En effet, l’article 3 de la déclaration universelle des droits de l’homme stipule que « Tout individu a droit à la vie, à la liberté et à la sûreté de sa personne ». L’article 2 rappelle que l’Etat a le devoir d’apporter l’assistance à toutes les populations sans distinction de langue, d’opinion et autres. Les deux régions anglophones ne doivent pas être marginalisées parce qu’elles ont des opinions contraires à celles du gouvernement.

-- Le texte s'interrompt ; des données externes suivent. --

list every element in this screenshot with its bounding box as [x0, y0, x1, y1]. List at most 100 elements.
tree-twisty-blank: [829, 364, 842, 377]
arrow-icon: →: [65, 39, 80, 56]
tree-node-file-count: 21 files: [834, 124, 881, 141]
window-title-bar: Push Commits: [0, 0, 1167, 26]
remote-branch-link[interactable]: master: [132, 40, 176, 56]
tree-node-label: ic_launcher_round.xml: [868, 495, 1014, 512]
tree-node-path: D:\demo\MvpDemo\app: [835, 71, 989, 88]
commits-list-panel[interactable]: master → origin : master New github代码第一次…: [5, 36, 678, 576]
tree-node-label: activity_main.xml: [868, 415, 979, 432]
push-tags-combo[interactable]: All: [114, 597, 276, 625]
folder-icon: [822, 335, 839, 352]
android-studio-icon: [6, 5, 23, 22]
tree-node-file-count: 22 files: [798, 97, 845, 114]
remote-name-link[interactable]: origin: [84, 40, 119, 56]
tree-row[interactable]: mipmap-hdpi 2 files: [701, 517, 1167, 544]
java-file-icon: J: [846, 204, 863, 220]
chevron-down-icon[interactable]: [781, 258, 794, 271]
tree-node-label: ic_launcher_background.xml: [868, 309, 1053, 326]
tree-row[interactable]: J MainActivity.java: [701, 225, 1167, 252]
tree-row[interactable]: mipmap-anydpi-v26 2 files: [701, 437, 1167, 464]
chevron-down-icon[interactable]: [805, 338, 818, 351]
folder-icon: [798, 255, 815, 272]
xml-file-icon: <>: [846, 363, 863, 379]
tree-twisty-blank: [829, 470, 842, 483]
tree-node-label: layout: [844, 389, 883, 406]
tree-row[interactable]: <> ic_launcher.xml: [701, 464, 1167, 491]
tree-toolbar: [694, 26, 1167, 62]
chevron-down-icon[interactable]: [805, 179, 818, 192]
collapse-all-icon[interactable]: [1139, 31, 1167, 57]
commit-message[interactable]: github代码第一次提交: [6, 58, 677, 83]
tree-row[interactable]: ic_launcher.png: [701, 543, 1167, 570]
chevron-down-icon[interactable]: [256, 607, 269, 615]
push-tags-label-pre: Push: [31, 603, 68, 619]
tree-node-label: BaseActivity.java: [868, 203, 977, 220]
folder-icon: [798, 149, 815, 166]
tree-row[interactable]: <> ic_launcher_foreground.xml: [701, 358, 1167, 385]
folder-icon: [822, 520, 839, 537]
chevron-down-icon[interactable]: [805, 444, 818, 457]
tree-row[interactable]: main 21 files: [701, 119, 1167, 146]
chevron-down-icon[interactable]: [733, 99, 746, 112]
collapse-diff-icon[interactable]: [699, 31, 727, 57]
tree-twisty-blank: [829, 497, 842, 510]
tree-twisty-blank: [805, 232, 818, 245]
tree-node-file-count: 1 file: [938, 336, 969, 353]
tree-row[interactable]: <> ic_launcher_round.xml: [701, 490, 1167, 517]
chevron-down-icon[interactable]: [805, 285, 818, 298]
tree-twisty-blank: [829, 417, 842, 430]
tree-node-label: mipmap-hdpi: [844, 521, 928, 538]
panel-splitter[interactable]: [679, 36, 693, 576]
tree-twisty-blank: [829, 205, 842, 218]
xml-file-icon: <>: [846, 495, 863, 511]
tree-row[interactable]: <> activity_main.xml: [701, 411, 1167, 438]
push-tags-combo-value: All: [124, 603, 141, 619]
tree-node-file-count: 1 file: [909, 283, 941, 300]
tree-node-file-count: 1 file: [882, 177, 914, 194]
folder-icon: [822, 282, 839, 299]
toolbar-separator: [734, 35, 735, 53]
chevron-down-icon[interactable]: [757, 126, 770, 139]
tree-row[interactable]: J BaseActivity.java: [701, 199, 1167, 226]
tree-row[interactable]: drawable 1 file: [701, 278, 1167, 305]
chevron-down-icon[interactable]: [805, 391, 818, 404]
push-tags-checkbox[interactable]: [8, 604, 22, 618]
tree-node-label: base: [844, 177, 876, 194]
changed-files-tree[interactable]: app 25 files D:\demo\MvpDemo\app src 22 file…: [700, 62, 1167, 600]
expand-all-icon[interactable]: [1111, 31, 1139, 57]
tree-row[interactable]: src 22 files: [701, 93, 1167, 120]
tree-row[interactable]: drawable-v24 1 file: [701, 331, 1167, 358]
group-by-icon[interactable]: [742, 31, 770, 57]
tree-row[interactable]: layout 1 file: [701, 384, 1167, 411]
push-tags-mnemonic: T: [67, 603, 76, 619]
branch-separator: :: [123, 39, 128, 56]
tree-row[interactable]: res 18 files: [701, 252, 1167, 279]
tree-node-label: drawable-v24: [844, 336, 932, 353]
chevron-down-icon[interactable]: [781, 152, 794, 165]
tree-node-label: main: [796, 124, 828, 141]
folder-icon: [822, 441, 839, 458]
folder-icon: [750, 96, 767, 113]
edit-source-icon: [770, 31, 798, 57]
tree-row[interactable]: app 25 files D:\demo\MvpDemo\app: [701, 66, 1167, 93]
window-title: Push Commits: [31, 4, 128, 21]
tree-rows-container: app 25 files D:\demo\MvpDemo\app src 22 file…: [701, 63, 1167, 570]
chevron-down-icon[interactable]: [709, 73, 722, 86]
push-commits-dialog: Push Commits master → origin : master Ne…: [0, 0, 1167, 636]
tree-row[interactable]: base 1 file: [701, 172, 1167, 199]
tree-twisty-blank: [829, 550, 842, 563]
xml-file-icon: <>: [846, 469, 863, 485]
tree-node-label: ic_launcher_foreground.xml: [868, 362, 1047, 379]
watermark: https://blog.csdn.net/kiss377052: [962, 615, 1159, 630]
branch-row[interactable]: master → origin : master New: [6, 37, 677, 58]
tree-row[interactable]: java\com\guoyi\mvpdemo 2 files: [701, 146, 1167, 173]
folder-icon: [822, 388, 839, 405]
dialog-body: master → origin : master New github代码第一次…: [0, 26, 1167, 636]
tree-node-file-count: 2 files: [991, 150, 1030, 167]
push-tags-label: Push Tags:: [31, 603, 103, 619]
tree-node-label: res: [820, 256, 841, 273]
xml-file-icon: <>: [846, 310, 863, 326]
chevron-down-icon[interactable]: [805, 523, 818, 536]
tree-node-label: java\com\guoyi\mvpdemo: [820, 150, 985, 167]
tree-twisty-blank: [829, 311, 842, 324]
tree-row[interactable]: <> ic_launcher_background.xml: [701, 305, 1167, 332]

Les cas relevés représentent aussi une violation de l’article 4 de la charte africaine des droits de l’homme et des peuples qui précise que « tout être humain a droit au respect de sa vie, et à l’intégrité physique et morale de sa personne. Nul ne peut être privé arbitrairement de ce droit ». Et l’article 5 qui réclame le respect de la dignité humaine. Toute forme d’abandon et de marginalisation de ce droit par l’Etat est interdite.
Les Etats parties ayant promis de respecter les différents engagements, le Cameroun a donc pour obligation d’assurer la sécurité des habitants des régions anglophones en ces périodes de conflits.